Tonsil cancer

Good evening Perry, so sorry to hear about your diagnosis,as a fellow wife I feel for you. My husband had a similar diagnosis,he's now a little over a year post treatment. Our emotions were all over the place at the beginning. At the time we held on to being told that it was curable, but the road to recovery would be long and

bumpy. And it was. The treatment,30 RT and 2 CT,cisplatin were tolerable. My husband had his PEG fitted prior treatment,which was,like a lot of people before have said,a life line as three weeks into treatment,swallowing solids became impossible.As to dental treatment, my husband had one tooth taken out as a precaution,as it could potentially have caused problems.
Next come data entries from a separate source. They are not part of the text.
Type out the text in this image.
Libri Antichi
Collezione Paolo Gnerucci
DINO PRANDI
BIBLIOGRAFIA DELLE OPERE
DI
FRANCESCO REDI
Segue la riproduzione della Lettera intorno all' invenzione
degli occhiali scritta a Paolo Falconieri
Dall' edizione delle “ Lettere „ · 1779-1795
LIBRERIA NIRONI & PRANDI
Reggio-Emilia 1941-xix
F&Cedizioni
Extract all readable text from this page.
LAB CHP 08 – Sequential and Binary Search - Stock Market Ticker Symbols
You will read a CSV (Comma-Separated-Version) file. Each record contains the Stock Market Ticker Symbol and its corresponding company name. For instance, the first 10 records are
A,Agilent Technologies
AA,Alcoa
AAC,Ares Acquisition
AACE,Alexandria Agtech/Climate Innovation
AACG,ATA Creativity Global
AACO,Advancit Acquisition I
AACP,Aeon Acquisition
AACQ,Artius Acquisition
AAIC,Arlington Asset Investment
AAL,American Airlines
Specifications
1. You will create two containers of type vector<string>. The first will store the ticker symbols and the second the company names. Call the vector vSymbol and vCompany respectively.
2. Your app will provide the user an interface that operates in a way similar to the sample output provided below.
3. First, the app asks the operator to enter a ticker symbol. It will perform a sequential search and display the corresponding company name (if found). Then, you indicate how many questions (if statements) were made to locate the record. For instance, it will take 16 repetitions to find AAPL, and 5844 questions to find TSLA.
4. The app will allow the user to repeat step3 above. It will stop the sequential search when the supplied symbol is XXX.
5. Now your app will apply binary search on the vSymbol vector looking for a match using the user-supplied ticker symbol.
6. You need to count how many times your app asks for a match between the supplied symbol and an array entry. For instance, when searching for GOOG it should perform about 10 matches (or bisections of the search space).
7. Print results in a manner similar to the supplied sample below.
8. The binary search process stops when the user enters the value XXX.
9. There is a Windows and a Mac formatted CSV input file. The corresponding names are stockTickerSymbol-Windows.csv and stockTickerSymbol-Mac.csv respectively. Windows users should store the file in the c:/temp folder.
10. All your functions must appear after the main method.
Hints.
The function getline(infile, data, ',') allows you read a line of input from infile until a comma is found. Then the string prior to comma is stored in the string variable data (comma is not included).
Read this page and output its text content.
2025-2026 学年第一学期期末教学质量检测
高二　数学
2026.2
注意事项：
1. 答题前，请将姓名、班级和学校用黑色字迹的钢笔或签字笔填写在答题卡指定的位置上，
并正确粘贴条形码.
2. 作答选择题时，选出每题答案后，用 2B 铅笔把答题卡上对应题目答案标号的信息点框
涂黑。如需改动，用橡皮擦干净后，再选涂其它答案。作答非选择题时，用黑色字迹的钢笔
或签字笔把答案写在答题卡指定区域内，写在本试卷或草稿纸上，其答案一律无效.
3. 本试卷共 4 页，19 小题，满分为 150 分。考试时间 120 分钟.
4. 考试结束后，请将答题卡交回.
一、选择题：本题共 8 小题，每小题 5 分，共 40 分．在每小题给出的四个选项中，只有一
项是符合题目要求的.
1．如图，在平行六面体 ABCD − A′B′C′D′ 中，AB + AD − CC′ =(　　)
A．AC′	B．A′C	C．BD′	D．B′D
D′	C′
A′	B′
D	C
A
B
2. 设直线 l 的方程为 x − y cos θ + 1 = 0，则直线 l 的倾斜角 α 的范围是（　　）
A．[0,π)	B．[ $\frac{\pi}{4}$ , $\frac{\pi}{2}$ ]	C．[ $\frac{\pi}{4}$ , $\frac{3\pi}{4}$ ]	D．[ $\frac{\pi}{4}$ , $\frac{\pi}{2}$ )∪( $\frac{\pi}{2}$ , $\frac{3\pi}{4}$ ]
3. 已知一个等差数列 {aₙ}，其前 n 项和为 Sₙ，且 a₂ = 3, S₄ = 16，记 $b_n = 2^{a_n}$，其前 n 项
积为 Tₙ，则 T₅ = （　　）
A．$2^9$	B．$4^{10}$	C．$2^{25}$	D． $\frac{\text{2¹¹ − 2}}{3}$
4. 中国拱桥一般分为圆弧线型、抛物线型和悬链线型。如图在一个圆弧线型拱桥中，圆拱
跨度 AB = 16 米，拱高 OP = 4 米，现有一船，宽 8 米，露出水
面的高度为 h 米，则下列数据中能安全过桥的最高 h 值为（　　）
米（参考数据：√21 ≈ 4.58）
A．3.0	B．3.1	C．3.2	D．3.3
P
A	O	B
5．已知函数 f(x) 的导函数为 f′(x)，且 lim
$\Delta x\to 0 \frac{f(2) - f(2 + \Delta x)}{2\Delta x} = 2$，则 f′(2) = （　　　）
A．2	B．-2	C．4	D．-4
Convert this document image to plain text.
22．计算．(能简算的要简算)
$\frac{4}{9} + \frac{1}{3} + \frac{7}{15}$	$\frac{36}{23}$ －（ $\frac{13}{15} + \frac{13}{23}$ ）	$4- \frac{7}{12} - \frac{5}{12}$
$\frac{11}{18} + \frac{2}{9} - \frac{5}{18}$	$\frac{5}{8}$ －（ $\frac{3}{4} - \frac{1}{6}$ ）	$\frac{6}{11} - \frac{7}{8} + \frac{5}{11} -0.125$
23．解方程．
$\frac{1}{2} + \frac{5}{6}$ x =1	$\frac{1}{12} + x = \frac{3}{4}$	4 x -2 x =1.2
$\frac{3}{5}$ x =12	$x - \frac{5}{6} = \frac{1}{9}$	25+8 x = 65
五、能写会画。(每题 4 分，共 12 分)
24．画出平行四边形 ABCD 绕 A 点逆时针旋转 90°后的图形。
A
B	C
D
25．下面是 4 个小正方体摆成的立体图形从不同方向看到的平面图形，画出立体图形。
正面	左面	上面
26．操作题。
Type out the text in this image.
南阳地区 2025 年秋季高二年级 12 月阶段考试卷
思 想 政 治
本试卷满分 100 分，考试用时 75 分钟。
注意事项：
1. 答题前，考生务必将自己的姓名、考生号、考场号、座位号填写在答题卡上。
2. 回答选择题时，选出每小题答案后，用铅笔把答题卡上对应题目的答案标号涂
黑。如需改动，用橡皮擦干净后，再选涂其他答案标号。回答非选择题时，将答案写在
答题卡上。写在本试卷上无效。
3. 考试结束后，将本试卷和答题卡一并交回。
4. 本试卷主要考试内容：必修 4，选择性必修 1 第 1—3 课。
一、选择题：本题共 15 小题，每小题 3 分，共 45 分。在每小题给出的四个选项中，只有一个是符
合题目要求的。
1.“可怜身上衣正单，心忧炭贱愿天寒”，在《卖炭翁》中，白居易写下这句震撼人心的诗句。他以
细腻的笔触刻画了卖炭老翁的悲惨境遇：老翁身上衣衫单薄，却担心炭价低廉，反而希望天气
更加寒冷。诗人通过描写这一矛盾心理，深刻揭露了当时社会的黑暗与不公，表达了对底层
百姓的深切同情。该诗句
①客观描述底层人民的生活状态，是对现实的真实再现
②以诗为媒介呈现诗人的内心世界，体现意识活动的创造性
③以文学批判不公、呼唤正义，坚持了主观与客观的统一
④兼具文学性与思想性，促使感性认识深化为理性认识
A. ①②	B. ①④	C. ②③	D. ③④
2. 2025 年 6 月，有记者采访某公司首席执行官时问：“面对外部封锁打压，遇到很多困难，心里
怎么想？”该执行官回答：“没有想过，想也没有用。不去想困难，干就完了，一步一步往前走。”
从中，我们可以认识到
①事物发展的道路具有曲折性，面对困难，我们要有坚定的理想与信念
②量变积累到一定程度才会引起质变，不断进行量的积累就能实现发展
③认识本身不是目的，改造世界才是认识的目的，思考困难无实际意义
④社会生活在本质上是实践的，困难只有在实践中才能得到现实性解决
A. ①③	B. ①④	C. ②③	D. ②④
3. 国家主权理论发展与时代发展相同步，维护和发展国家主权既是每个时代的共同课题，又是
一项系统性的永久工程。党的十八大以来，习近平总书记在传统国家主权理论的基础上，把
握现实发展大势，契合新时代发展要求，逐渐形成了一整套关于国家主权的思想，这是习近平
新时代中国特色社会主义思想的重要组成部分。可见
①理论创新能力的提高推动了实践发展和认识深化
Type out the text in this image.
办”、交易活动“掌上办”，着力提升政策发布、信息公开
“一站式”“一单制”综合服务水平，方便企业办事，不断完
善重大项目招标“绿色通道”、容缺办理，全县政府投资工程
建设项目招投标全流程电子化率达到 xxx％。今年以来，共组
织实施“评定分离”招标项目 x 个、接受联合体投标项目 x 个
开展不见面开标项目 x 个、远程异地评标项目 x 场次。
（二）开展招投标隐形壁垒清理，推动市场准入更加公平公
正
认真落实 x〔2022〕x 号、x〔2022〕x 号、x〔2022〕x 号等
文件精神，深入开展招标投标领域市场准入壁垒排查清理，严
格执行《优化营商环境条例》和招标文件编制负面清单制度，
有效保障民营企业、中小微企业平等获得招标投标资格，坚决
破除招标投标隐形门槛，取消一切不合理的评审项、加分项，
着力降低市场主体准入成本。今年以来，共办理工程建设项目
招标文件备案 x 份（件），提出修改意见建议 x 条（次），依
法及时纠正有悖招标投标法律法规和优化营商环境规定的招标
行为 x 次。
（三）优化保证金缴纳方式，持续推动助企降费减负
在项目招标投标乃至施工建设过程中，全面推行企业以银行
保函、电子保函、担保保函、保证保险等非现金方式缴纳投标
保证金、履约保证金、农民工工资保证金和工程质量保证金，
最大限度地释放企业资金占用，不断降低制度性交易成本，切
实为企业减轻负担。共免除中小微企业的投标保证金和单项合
On this note, I wish you all the best for your journey,stay positive. Have you got loved ones to help you through? I wouldn't wish for anyone to go through this on there own. Stay on this site through your journey,there is always someone here to answer questions or give advise. Fellow wife Mel x

Hi Perry. Welcome. Stay with us. There is lots of help here. The treatment is really challenging but most of the acute effects can be mitigated. Take that feeding tube. It’s not swelling as such but pain. Pain makes swallowing nigh on impossible for a lot of us and it’s important to tell your radiographers every day how you feel. They will make sure your analgesia is spot on and will keep you comfortable 

Dont panic. This is all doable and will be over pretty quickly. 
Here’s a thread about treatment to get you started. 

https://community.macmillan.org.uk/cancer_types/head-neck-cancer-forum/f/diagnosis-and-treatment/287136/helpful-tips-for-those-about-to-start-treatment

Hi Perry, welcome to the group from me. It is a very worrying thing to be told, however once your treatment starts you will feel better about it all. I would always advise people to have a feeding tube if offered one, they can be a lifesaver if eating becomes difficult during or after treatment. They will only take out teeth that they think will be troublesome in the future. Many of us on here have had the same treatment with very good results, the cure rate is as high as 95%. Stick with us, we are here to help where we can, ask any questions, someone will always answer if they can.

Ray.

Very similar, the treatment is no picnic but is very doable, my feeding tube was a lifesaver, I had a PEG tube in place for around 5 months, used it during the night , fed by pump, the Abbott nurses should instruct you on how to use and maintain the unit.

I had 3 extractions, some have more others have less.

Mouth and throat ulceration is par for the course, again some suffer less than others.

Chemo has its own 'little' challenges, your oncology team will help you navigate them.

Taste and appetite usually go south for some time but eventually return to near normal levels.

This group is very helpful, great for support and solid advice, someone is always around to answer any question, or just for a natter.

Thankyou. I'm just scared of everything my brain going overtime. 

Thankyou  so much .How freely can you still move around with the feeding tube in.

Hi and welcome from me.  Being scared is natural.  You can express your concerns on here in total safety without judgement.  Whatever you do, don't google anything.  The majority of information is at best about old treatments and inaccurate in the modern world.  Try to keep busy whilst waiting for treatment to start.  The feeding tube will be your best friend during treatment and in the weeks after.  A few do have problems with the tube, but the vast majority don't. 

I will say that the treatment is brutal, the recovery torture, but life after is good and it is worth going through it to get to the other side.

Yes , it is a scary time, lots of unknowns, try to keep occupied, eat the things you like, treat yourself ....challenging times ahead....but they don't last forever....and stay away from Dr Google.

Thankyou

Yes I did the Google thing in the beginning  not helpful so am staying away from that.